Y mucho menos a temer ahogarse en las subordinadas de 19 días y 500 noches, esa canción atada a una sucesión de comas que da título al álbum —junto a Mediterráneo, de Serrat— más brillante del pop en español. Alejo Stivel, que lo produjo, contemplaba en silencio entre el público el ritual. Callado y, sin duda, en medio del asombro, escuchaba aquel torrente de voz sobre una garganta que él ayudó sin contemplaciones a liberar. Fue una de sus reinvenciones aceptadas y refrendadas en medio mundo, previa a la actual, en la que le acompañan de manera brillante Leyva con las composiciones y Benjamín Prado en las letras. Aquella obrada en 1999 emocionó a Sabina y le hizo dueño de una nueva personalidad aún más audaz y transgresora: “Se me escuchan hasta los mocos”, le dijo a Stivel, al oírse desnudo, franco y digno de Chavela cuando el productor le llevó la maqueta de la grabación a su casa.

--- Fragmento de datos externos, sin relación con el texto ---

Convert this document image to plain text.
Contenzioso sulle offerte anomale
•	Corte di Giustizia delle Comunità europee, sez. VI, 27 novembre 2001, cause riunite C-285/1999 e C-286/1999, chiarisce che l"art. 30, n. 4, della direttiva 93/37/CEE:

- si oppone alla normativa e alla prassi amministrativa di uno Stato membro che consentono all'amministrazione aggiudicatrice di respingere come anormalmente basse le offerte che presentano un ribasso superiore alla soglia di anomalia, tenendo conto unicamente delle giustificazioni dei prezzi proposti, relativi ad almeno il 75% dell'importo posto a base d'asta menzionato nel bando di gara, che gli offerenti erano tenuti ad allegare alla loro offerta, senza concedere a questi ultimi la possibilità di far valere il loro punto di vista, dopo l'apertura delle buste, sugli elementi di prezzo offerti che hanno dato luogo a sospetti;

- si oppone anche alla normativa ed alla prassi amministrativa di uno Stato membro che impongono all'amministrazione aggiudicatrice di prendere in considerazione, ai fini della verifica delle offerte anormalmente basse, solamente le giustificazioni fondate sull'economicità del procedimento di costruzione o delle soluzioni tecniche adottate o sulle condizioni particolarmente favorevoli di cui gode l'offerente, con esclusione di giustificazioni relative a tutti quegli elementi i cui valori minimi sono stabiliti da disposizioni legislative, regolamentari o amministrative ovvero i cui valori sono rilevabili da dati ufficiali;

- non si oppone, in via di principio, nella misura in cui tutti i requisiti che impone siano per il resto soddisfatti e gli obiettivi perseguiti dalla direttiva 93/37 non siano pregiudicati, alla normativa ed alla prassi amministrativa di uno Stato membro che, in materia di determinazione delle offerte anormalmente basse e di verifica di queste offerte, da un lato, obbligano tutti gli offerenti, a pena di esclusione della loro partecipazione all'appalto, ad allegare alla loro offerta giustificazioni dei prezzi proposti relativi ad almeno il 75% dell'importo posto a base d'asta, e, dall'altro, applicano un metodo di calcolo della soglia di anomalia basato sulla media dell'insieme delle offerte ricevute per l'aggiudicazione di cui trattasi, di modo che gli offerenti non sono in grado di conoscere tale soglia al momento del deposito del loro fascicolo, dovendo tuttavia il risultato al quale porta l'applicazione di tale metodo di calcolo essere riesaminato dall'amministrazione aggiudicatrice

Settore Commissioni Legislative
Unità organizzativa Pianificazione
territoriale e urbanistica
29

Luego vinieron Peces de ciudad —dedicada a Ana Belén, con la cantante ausente, pero Víctor Manuel, su marido, presente entre el público— Sin embargo, Princesa, Noche de bodas, Y nos dieron las diez… Al final, Pastillas para no soñar cerró la noche de autos con otro guiño cachondo al destino: “Si lo que quieres es vivir cien años, no vivas como vivo yo”. No hubo nada que lamentar esta vez. Todo fue una celebración, la del padre de todos los desatinos, abrazado por sus hijos legítimos en la ciudad que más adora.